31 ottobre 2012 15:16

Uri è morto a vent’anni, due settimane prima del suo ventunesimo compleanno. Ucciso da un missile nel giorno più sanguinoso dall’inizio della seconda guerra del Libano, nel 2006, un giorno prima del cessate il fuoco.

Un figlio, Uri, combatteva contro la morte in una guerra non scelta da lui. Qualche chilometro più al sud un padre, David, combatteva per la vita usando parole durissime contro il governo. Alla fine le parole hanno avuto la meglio e fu raggiunto un cessate il fuoco. Ma era troppo tardi per Uri, per David, per la famiglia Grossman e per altre 23 famiglie che in quel giorno persero l’unica creazione divina riservata all’uomo.

Pochi mesi dopo ho incontrato David Grossman a Cagliari, ospite in un festival di letteratura dedicato ai ragazzi. Con loro parlò solo di libri e non lasciò alcuno spazio al suo lutto personale, alla morte. Era una mattina di ottobre, tutto sembrava normale. Con la moglie Michal ho parlato di Roma, che conosceva bene e dove era diretta insieme alla famiglia, ospiti del presidente Giorgio Napolitano.

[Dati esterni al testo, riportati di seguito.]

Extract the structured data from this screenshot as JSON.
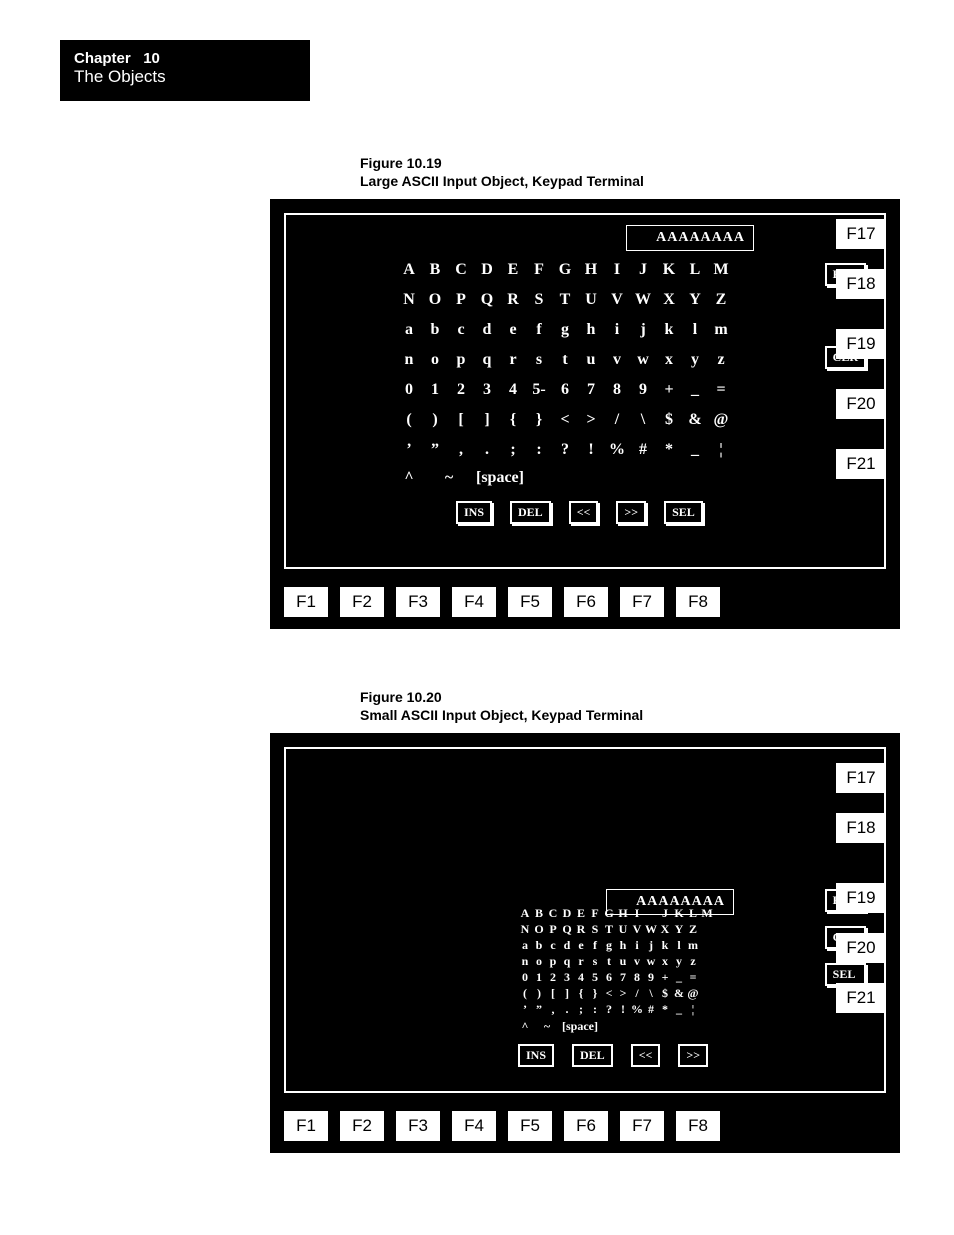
{
  "chapter": {
    "label": "Chapter",
    "number": "10",
    "title": "The Objects"
  },
  "figures": [
    {
      "num": "Figure 10.19",
      "caption": "Large ASCII Input Object, Keypad Terminal"
    },
    {
      "num": "Figure 10.20",
      "caption": "Small ASCII Input Object, Keypad Terminal"
    }
  ],
  "common": {
    "display_value": "AAAAAAAA",
    "btn_ent": "ENT",
    "btn_clr": "CLR",
    "btn_sel": "SEL",
    "btn_ins": "INS",
    "btn_del": "DEL",
    "btn_prev": "<<",
    "btn_next": ">>",
    "space_label": "[space]",
    "side_fkeys": [
      "F17",
      "F18",
      "F19",
      "F20",
      "F21"
    ],
    "bottom_fkeys": [
      "F1",
      "F2",
      "F3",
      "F4",
      "F5",
      "F6",
      "F7",
      "F8"
    ]
  },
  "grid_large": {
    "rows": [
      [
        "A",
        "B",
        "C",
        "D",
        "E",
        "F",
        "G",
        "H",
        "I",
        "J",
        "K",
        "L",
        "M"
      ],
      [
        "N",
        "O",
        "P",
        "Q",
        "R",
        "S",
        "T",
        "U",
        "V",
        "W",
        "X",
        "Y",
        "Z"
      ],
      [
        "a",
        "b",
        "c",
        "d",
        "e",
        "f",
        "g",
        "h",
        "i",
        "j",
        "k",
        "l",
        "m"
      ],
      [
        "n",
        "o",
        "p",
        "q",
        "r",
        "s",
        "t",
        "u",
        "v",
        "w",
        "x",
        "y",
        "z"
      ],
      [
        "0",
        "1",
        "2",
        "3",
        "4",
        "5-",
        "6",
        "7",
        "8",
        "9",
        "+",
        "_",
        "="
      ],
      [
        "(",
        ")",
        "[",
        "]",
        "{",
        "}",
        "<",
        ">",
        "/",
        "\\",
        "$",
        "&",
        "@"
      ],
      [
        "’",
        "”",
        ",",
        ".",
        ";",
        ":",
        "?",
        "!",
        "%",
        "#",
        "*",
        "_",
        "¦"
      ]
    ],
    "tail": [
      "^",
      "~"
    ]
  },
  "grid_small": {
    "rows": [
      [
        "A",
        "B",
        "C",
        "D",
        "E",
        "F",
        "G",
        "H",
        "I",
        "",
        "J",
        "K",
        "L",
        "M"
      ],
      [
        "N",
        "O",
        "P",
        "Q",
        "R",
        "S",
        "T",
        "U",
        "V",
        "W",
        "X",
        "Y",
        "Z"
      ],
      [
        "a",
        "b",
        "c",
        "d",
        "e",
        "f",
        "g",
        "h",
        "i",
        "j",
        "k",
        "l",
        "m"
      ],
      [
        "n",
        "o",
        "p",
        "q",
        "r",
        "s",
        "t",
        "u",
        "v",
        "w",
        "x",
        "y",
        "z"
      ],
      [
        "0",
        "1",
        "2",
        "3",
        "4",
        "5",
        "6",
        "7",
        "8",
        "9",
        "+",
        "_",
        "="
      ],
      [
        "(",
        ")",
        "[",
        "]",
        "{",
        "}",
        "<",
        ">",
        "/",
        "\\",
        "$",
        "&",
        "@"
      ],
      [
        "’",
        "”",
        ",",
        ".",
        ";",
        ":",
        "?",
        "!",
        "%",
        "#",
        "*",
        "_",
        "¦"
      ]
    ],
    "tail": [
      "^",
      "~"
    ]
  },
  "style": {
    "bg": "#000000",
    "fg": "#ffffff",
    "page_bg": "#ffffff",
    "font_chapter": 15,
    "font_caption": 14,
    "large_cell_w": 26,
    "small_cell_w": 14
  }
}
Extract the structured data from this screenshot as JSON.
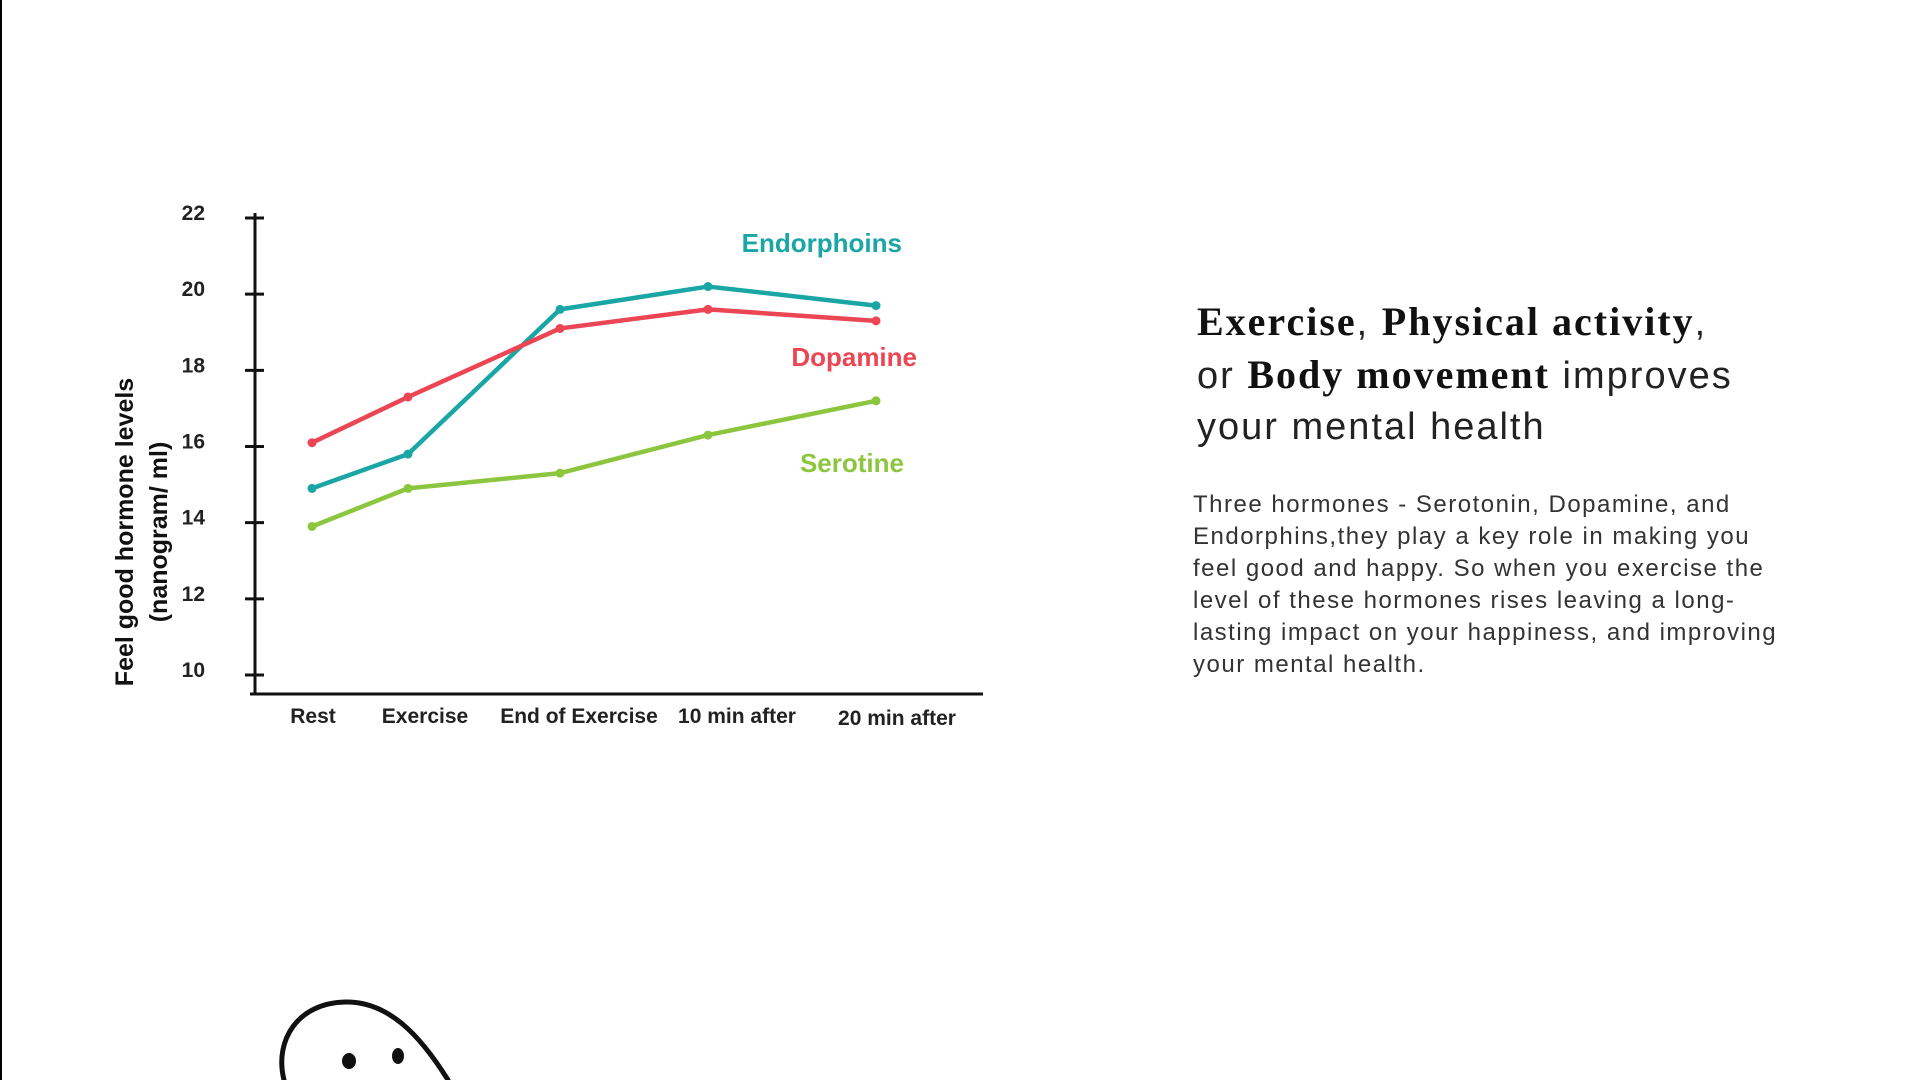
{
  "chart_data": {
    "type": "line",
    "categories": [
      "Rest",
      "Exercise",
      "End of Exercise",
      "10 min after",
      "20 min after"
    ],
    "ylabel": "Feel good hormone levels",
    "ylabel_unit": "(nanogram/ ml)",
    "ylim": [
      10,
      22
    ],
    "yticks": [
      10,
      12,
      14,
      16,
      18,
      20,
      22
    ],
    "grid": false,
    "legend": "inline labels at right end of lines",
    "series": [
      {
        "name": "Endorphoins",
        "color": "#1aa6a4",
        "values": [
          14.9,
          15.8,
          19.6,
          20.2,
          19.7
        ]
      },
      {
        "name": "Dopamine",
        "color": "#ec4553",
        "values": [
          16.1,
          17.3,
          19.1,
          19.6,
          19.3
        ]
      },
      {
        "name": "Serotine",
        "color": "#8cc63f",
        "values": [
          13.9,
          14.9,
          15.3,
          16.3,
          17.2
        ]
      }
    ]
  },
  "heading": {
    "part1": "Exercise",
    "sep1": ", ",
    "part2": "Physical activity",
    "sep2": ",",
    "part3": "or ",
    "part4": "Body movement",
    "part5": " improves",
    "part6": "your mental health"
  },
  "body": {
    "text": "Three hormones - Serotonin, Dopamine, and Endorphins,they play a key role in making you feel good and happy. So when you exercise the level of these hormones rises leaving a long-lasting impact on your happiness, and improving your mental health."
  }
}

Consapevole della tendenza israeliana ad appropriarsi dei figli, delle gioie e dei dolori altrui, ho selezionato le parole con attenzione, senza cadere nei silenzi, a tratti preoccupata. Grossman mi disse che stava lavorando a un progetto letterario molto impegnativo, scusandosi di non avere il tempo da dedicare ad altro. Si trattava di

A un cerbiatto somiglia il mio amore, uscito due anni dopo, nel 2008.

Se in A un cerbiatto somiglia il mio amore (il cui titolo in ebraico è “Una donna fugge dalla notizia”), libro pieno di ombre, timori e silenzi, la cui stesura è durata quasi cinque anni, la madre protagonista rifugge dalla notizia della perdita di suo figlio, in Caduto fuori dal tempo la fuga viene sostituita da un cammino eroico, coinvolgente e inarrestabile attraverso il lutto, verso l’amore e la vita.

Una sera un uomo si alza improvvisamente da tavola durante la cena, si separa dalla moglie dopo aver taciuto per cinque anni di “quella sera” e si avvia “laggiù”, alla ricerca del figlio morto, del suo odore, anche di un suo singolo respiro.

Questo cammino circolare, mai diretto, travolge man mano una città intera fatta di madri e padri che da contenitori di vita si trasformano in corpi senz’anima. Una riparatrice di reti. Un ciabattino silenzioso che in bocca tiene ancora dieci chiodi per le dieci piccole dita di sua figlia che usava baciare. Un anziano insegnante che risolve problemi di matematica sui muri delle case. Un duca fuggito dal suo palazzo. Un uomo che annota le tragedie altrui.

Ciascuno ha una propria storia, ciascuno ha perso il dono più prezioso della vita. Un insieme di genitori in lutto alla ricerca delle parole giuste, in bilico tra illusioni e realtà, raccontati da uno scrittore metà uomo metà scrivania, paralizzato di fronte alla sua incapacità di ricreare nuovamente il figlio attraverso le parole. In uno stoico tentativo di trovare nuove parole, nasce una poesia moderata, frammentata e combattiva contro parole svanite di fronte al dolore.

Sono le voci dei padri e i silenzi delle madri, le uniche in grado di contenere vita e morte altrui.

Grossman ritiene di sentirsi fortunato per aver saputo trovare le parole in grado di esprimere il dolore, visto che gli scrittori non possono permettersi di restare senza parole. Per creare vita e dare forma alla propria storia con le sue parole, non con quelle altrui.